Geometry Transformation Widget

The Geometry Transformation widget calculates \(G\)-vectors, azimuthal angles (\(\eta\)), and reciprocal distances (\(ds\)) from spatially corrected 3D peaks. It allows for real-time validation of geometry parameters against theoretical lattice rings.

Functionality

This widget is used for:

1. Geometry Parameterization: Manually editing or loading .par or .json or .poni file to define the experimental setup (distance, tilt, etc.).

2. Lattice Overlay: Providing a theoretical visual guide by plotting diffraction rings based on unit cell parameters.

3. Custom visualization: Visualizing calculated peaks with standard axes (\(ds\) vs \(\eta\)) and custom user-defined ones.

User Interface

Control Panel

The left panel contains the configuration and execution logic.

Geometry Settings

This section defines the physical spatial relationship between the sample and the detector.

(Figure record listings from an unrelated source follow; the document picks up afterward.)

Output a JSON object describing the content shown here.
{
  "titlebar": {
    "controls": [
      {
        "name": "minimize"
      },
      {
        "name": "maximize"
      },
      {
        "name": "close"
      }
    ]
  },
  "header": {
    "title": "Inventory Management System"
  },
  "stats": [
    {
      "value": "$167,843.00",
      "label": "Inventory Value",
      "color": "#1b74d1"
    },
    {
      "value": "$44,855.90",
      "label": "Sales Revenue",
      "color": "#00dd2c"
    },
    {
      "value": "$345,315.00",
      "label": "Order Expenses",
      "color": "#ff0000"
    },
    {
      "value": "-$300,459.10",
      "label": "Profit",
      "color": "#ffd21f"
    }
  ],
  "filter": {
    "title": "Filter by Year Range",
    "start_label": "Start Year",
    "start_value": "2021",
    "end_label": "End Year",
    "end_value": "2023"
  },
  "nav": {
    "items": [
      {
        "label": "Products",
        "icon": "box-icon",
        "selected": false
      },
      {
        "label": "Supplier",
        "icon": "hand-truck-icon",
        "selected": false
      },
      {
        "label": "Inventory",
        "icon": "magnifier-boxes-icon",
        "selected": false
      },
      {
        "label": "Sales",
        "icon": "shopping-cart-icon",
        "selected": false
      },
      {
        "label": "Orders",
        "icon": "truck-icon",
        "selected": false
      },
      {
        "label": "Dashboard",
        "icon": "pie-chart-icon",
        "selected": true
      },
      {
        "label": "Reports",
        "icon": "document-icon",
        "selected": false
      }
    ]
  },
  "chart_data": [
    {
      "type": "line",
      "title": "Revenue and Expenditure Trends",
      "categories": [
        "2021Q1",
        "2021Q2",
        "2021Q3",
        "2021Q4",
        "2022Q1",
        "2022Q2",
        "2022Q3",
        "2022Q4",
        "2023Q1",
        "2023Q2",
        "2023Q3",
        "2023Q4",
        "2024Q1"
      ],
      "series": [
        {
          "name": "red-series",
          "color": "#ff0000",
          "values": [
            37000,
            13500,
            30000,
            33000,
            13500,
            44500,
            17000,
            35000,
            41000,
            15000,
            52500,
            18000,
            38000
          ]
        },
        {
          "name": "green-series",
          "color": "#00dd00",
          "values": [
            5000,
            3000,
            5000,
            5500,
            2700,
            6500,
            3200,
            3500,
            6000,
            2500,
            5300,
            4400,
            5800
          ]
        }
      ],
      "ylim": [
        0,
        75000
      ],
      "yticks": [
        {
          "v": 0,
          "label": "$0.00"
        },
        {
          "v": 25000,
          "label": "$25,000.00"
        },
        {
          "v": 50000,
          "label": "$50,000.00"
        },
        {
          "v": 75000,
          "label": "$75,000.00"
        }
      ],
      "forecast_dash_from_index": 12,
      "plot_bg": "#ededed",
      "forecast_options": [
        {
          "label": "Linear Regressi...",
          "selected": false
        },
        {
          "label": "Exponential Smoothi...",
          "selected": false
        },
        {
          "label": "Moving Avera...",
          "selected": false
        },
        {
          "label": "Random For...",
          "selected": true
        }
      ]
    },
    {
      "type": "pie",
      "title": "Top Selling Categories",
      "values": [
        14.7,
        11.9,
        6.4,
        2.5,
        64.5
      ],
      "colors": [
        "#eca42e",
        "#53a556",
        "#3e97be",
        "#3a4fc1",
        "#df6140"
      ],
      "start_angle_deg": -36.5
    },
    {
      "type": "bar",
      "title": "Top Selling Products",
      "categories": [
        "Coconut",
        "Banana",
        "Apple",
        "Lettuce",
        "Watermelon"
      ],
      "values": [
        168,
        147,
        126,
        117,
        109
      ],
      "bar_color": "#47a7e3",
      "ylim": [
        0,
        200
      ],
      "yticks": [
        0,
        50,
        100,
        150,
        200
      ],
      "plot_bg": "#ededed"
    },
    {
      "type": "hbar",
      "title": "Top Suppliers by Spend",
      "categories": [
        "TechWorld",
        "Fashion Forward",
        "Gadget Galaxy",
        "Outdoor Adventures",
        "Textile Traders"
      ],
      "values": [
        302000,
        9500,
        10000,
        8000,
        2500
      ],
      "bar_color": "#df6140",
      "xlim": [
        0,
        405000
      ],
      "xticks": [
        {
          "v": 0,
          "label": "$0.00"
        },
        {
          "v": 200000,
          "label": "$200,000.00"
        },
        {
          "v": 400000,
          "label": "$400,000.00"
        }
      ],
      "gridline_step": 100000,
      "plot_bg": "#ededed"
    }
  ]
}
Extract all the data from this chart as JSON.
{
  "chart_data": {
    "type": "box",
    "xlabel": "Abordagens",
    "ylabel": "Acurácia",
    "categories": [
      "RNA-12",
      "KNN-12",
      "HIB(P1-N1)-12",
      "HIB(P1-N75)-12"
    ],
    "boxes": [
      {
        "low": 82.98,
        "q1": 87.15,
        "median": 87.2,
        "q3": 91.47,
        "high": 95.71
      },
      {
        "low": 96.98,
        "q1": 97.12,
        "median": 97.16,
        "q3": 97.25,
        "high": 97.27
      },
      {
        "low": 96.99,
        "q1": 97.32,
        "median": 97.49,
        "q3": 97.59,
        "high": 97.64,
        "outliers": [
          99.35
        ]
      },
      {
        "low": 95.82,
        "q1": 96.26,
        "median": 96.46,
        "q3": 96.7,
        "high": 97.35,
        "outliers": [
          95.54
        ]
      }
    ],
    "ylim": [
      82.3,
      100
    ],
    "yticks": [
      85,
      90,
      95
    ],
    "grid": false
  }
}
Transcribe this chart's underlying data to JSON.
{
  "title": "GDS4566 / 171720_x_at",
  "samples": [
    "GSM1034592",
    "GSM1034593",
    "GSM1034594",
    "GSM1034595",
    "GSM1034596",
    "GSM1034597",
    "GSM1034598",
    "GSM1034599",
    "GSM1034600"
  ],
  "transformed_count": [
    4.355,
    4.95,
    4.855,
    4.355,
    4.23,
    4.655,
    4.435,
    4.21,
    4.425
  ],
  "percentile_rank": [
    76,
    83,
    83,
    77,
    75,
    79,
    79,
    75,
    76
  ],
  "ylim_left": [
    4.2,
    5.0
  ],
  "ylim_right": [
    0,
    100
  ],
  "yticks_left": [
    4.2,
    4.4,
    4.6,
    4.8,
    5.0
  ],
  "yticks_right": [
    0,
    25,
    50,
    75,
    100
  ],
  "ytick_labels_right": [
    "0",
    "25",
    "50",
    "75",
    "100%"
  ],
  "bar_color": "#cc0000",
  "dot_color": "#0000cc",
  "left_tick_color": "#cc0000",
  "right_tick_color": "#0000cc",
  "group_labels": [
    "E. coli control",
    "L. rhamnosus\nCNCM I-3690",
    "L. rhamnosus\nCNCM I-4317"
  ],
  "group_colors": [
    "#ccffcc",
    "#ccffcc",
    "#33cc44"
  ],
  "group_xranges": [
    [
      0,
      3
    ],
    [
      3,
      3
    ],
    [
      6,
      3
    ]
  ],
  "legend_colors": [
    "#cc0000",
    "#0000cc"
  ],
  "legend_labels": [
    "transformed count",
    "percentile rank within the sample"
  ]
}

You can configure these parameters using one of the two methods below.

1. Import from File: Loading a pre-calibrated file will automatically populate the manual entry fields.

   • .par: ImageD11 geometry parameter files.

   • .json: Standard JSON configuration files.

   • .poni: PyFAI “Point Of Normal Incidence” calibration files.

2. Editable Parameters: A collapsible group where you can define:

   • Distance: Sample-to-detector distance \(\mu\).

   • Wavelength: Beam wavelength \(\AA\).

   • Tilts (\(x, y, z\)): Detector orientation angles in radians.

   • Centers (\(y, z\)): Direct beam intersection coordinates on the detector.

Attention

Important: The parameters listed above are a subset of the full internal geometry model.

While these are the most commonly adjusted fields, other fixed parameters (such as pixel sizes or detector alignment corrections) may be inherited from the loaded calibration file or provided as default values in the gui.

Lattice Settings

Used for visual validation of the geometry.

Supported Lattice File Formats:

• .par: Standard ImageD11 parameter files.

• .cif: Crystallographic Information File files.

Or you can manually edit:

• Lattice Parameters: Input for the three lengths \(a, b, c\) and the three angles \(\alpha, \beta, \gamma\) of the lattice unit cell.

• Space Group: Symmetry setting to calculate allowed reflections (number format).

• Show Rings: Toggles the overlay of theoretical diffraction rings on the plot.

Execution Control

• Compute Geometry Vectors: Generates the \(G\)-vectors for the spotted peaks.

• Overwrite: If checked, existing Nexus groups for geometry-updated peaks will be replaced.

Main View (Tabs)

The right side provides two distinct views of the data.

1. G-Vector Peaks Tab

Displays the primary result of the transformation.

• X-Axis: Reciprocal distance (\(ds\)).

• Y-Axis: Azimuthal angle (\(\eta\)).

• Color Map: Logarithmic scaling of peak intensity (Number of pixels).

• Overlay: Theoretical rings (if Lattice Settings are enabled) appear as vertical markers to verify if the experimental \(ds\) peaks align with expected crystal reflections.

2. Custom Peak Analysis Tab

Utilizes the user editable xy-axis peaks attributes to allow for arbitrary data exploration.

• Axis Selection: Users can choose any attribute from the 3D peaks (e.g., intensity, omega, ds, G_x) to plot against another.

Example Usage

1. Connect a widget that outputs a detector_corrected_url or browse from your folder and select the detector corrected data group.

2. Select your geometry .par file in the GeometryControlBox.

3. Optional: Select your reference lattice .par file in the LatticeBox

4. Click Execute. The plot will show \(ds\) vs \(\eta\) plot corresponding to the generated \(G\)-vectors.